Community Notes users on X were quick to rudely interrupt Trump’s imagination with actual data, pointing out that a real poll from the Kyiv International Institute of Sociology suggested Zelensky’s approval rating was closer to 57%.
Naturally, Musk was having none of that.
“It is utterly obvious that a Zelensky-controlled poll about his OWN approval is not credible!” Musk thundered, conveniently ignoring the fact that he also runs polls on his own Twitter account and treats them like the gospel truth.
(A reminder: This is the same man who ran a Twitter poll on whether he should step down as CEO of X… and then ignored the results when people overwhelmingly voted ‘yes.’)

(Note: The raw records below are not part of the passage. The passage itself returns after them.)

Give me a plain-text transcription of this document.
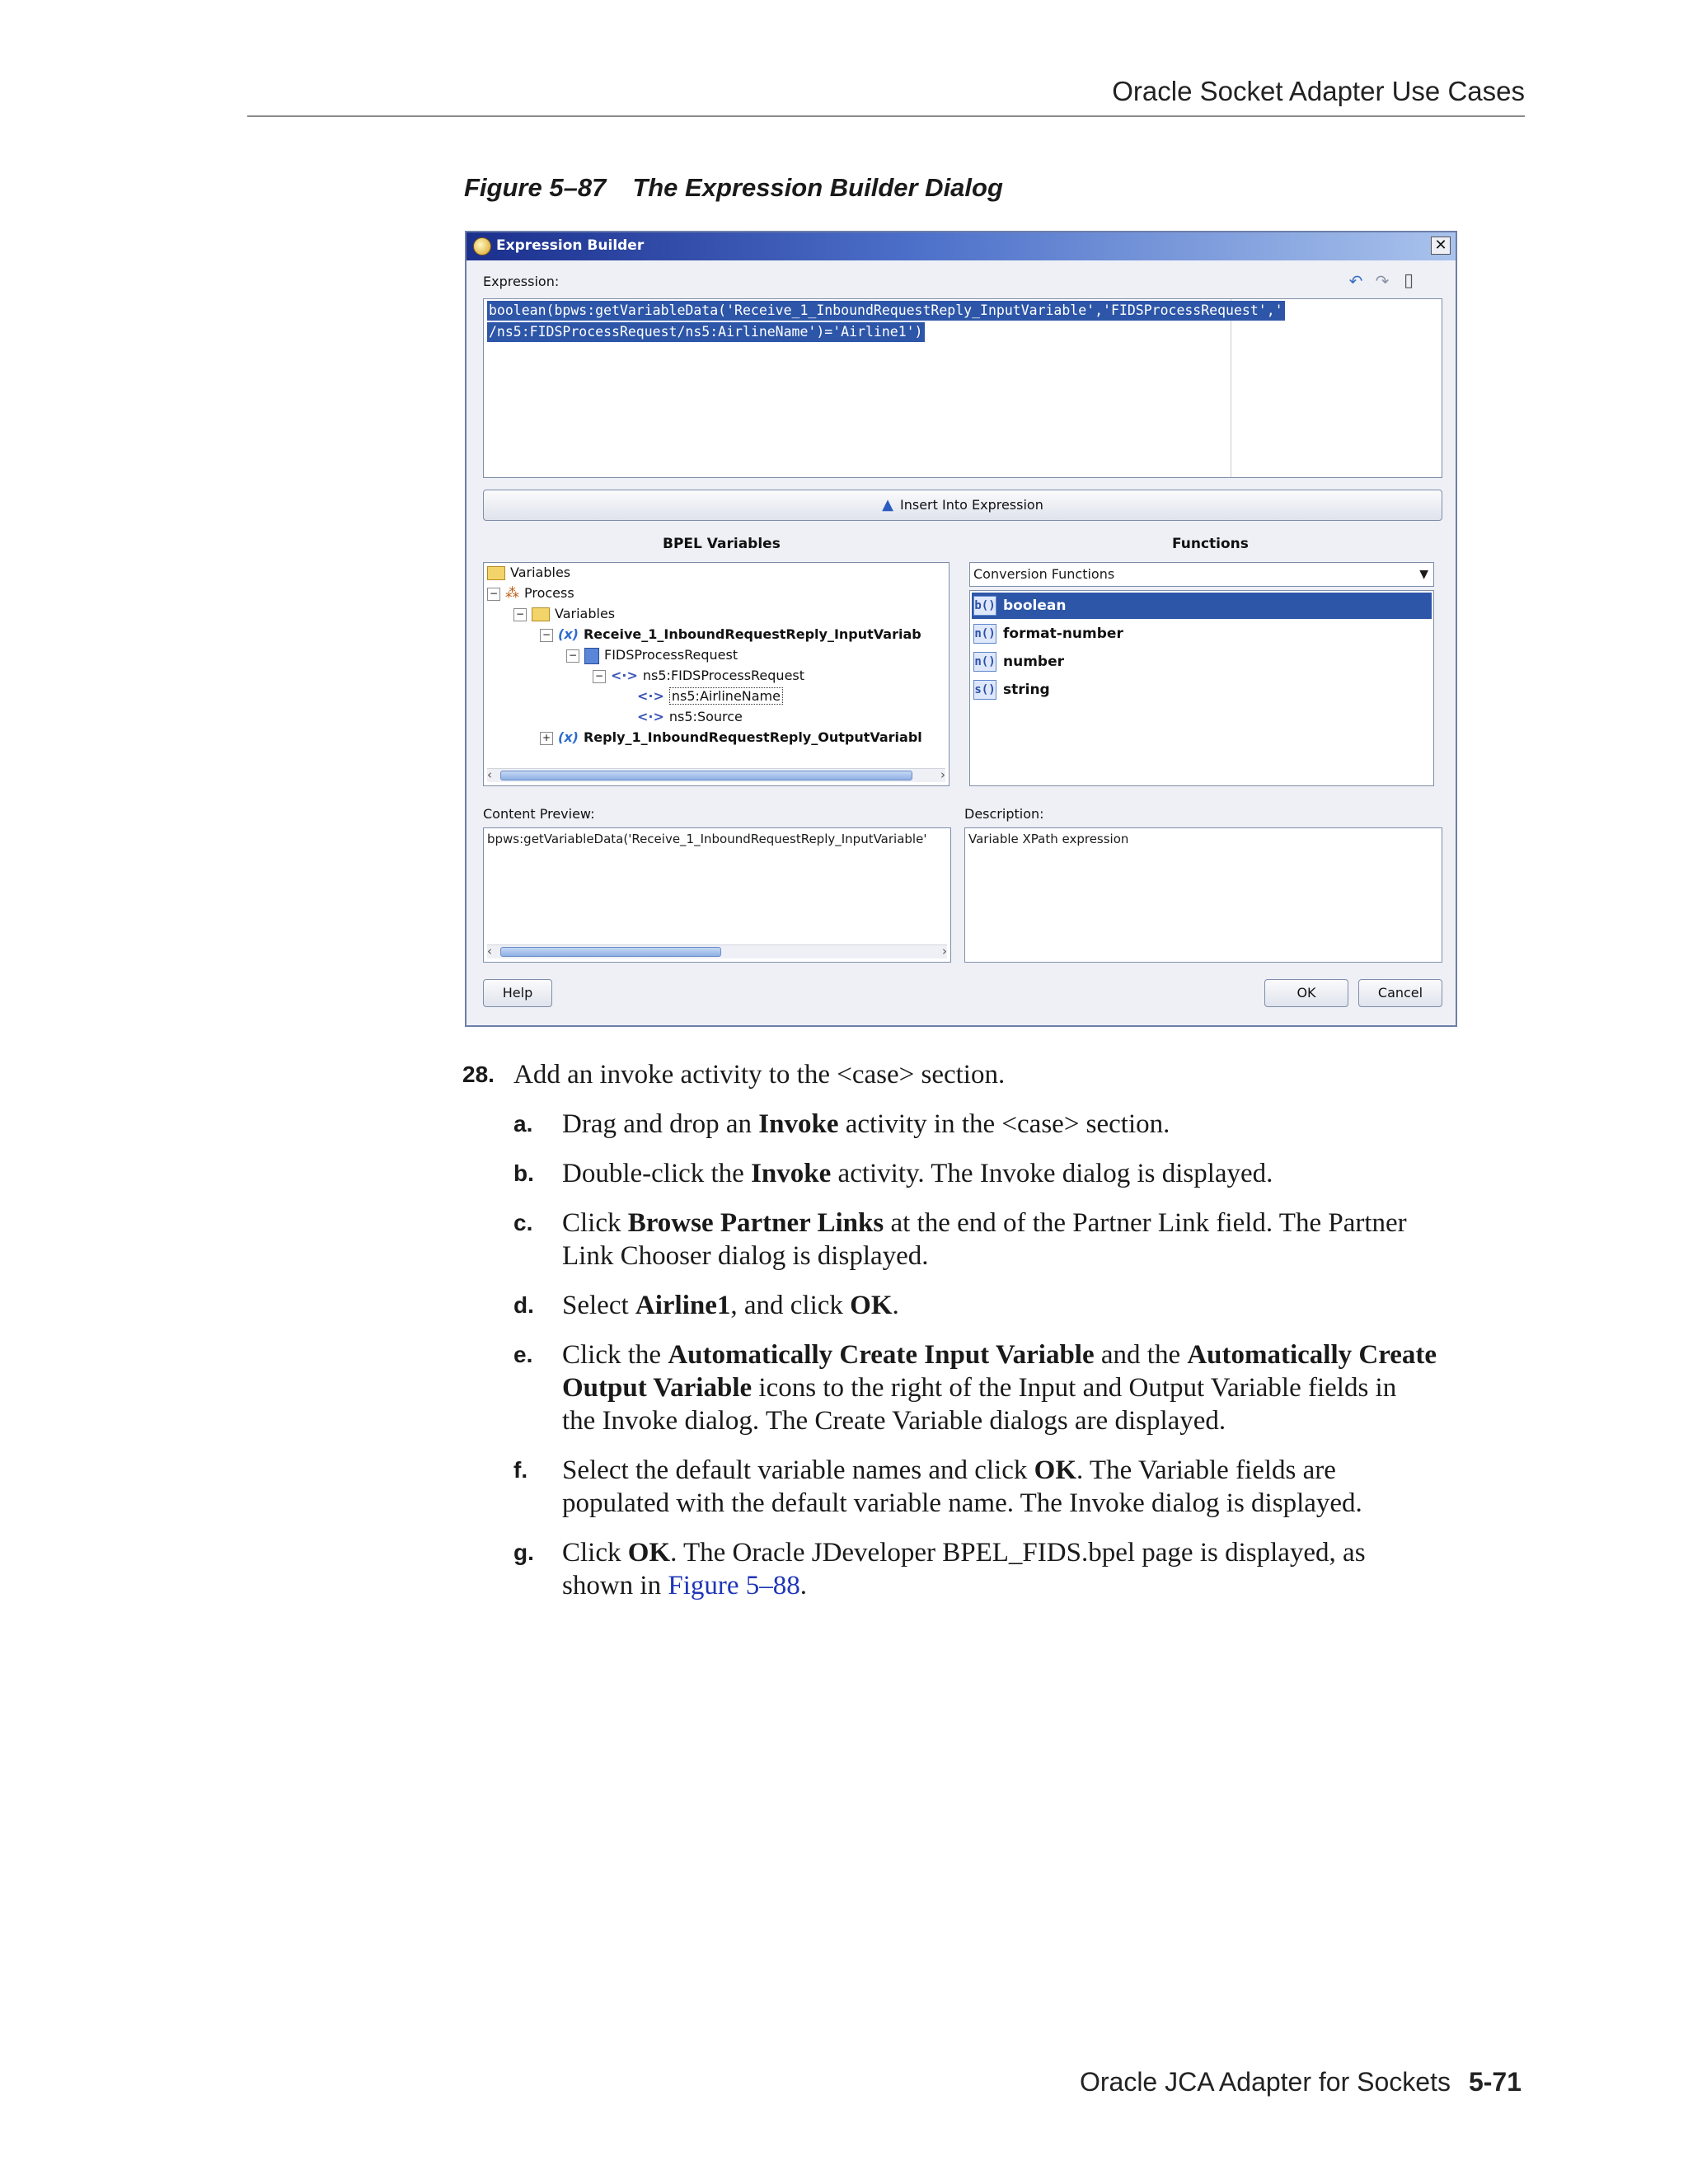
Oracle Socket Adapter Use Cases
Figure 5–87 The Expression Builder Dialog
Expression Builder	✕
Expression:	↶ ↷ ▯
boolean(bpws:getVariableData('Receive_1_InboundRequestReply_InputVariable','FIDSProcessRequest','
/ns5:FIDSProcessRequest/ns5:AirlineName')='Airline1')
▲ Insert Into Expression
BPEL Variables	Functions
Variables
− ⁂ Process
− Variables
− (x) Receive_1_InboundRequestReply_InputVariab
− FIDSProcessRequest
− <·> ns5:FIDSProcessRequest
<·> ns5:AirlineName
<·> ns5:Source
+ (x) Reply_1_InboundRequestReply_OutputVariabl
‹	›
Conversion Functions	▼
b() boolean
n() format-number
n() number
s() string
Content Preview:	Description:
bpws:getVariableData('Receive_1_InboundRequestReply_InputVariable'
‹	›
Variable XPath expression
Help	OK	Cancel
28. Add an invoke activity to the <case> section.
a. Drag and drop an Invoke activity in the <case> section.
b. Double-click the Invoke activity. The Invoke dialog is displayed.
c. Click Browse Partner Links at the end of the Partner Link field. The Partner
Link Chooser dialog is displayed.
d. Select Airline1, and click OK.
e. Click the Automatically Create Input Variable and the Automatically Create
Output Variable icons to the right of the Input and Output Variable fields in
the Invoke dialog. The Create Variable dialogs are displayed.
f. Select the default variable names and click OK. The Variable fields are
populated with the default variable name. The Invoke dialog is displayed.
g. Click OK. The Oracle JDeveloper BPEL_FIDS.bpel page is displayed, as
shown in Figure 5–88.
Oracle JCA Adapter for Sockets 5-71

Musk doubled down, claiming that Zelensky was universally despised by Ukrainians, who were “desperate to vote him out”—conveniently ignoring the whole “being in the middle of a war with Russia” thing that makes holding democratic elections slightly more complicated than usual.
“If Zelensky was actually loved by the people of Ukraine, he would hold an election,” Musk opined, failing to mention that Ukraine is literally under martial law because of an ongoing war. But sure, let’s just throw together some polling booths in the middle of a missile strike and see what happens.
The Internet Reacts: “So Fact-Checking Is Illegal Now?”
Naturally, Musk’s sudden anti-fact stance triggered a flood of mockery, disbelief, and sarcastic memes across the internet.
- “If only Musk fact-checked his own posts with the same enthusiasm.”
- “So let me get this straight: Fact-checking a politician is now an offense, but posting literal Kremlin propaganda is just fine?”
- “Wait… does this mean we can finally community-note Elon’s claims about ‘Full Self-Driving’ being just around the corner?”
Even Mark Zuckerberg—who recently scrapped independent fact-checkers at Meta—praised X’s Community Notes system, because when Zuck is the voice of reason, you know things have gone horribly wrong.
Musk’s Love-Hate Relationship With Facts
To be fair, Musk’s war on inconvenient truth isn’t new. Over the past year, he has:
📉 Tanked Tesla stock by tweeting whatever pops into his head
🚀 Claimed that a Neuralink brain chip would be available “soon” (spoiler: it wasn’t)
🤖 Predicted that humanoid robots would replace factory workers by 2022 (still waiting, Elon)
🔋 Promised a “million-mile battery” years ago (which exists only in PowerPoint form)
At this point, Community Notes is Musk’s natural enemy—a pesky feature that keeps ruining perfectly good internet lies with “facts” and “verifiable sources.”
But don’t worry, Musk is working hard to “fix” the problem. Because who needs democracy, truth, or accountability when you can just tweak the algorithm until only your version of reality remains?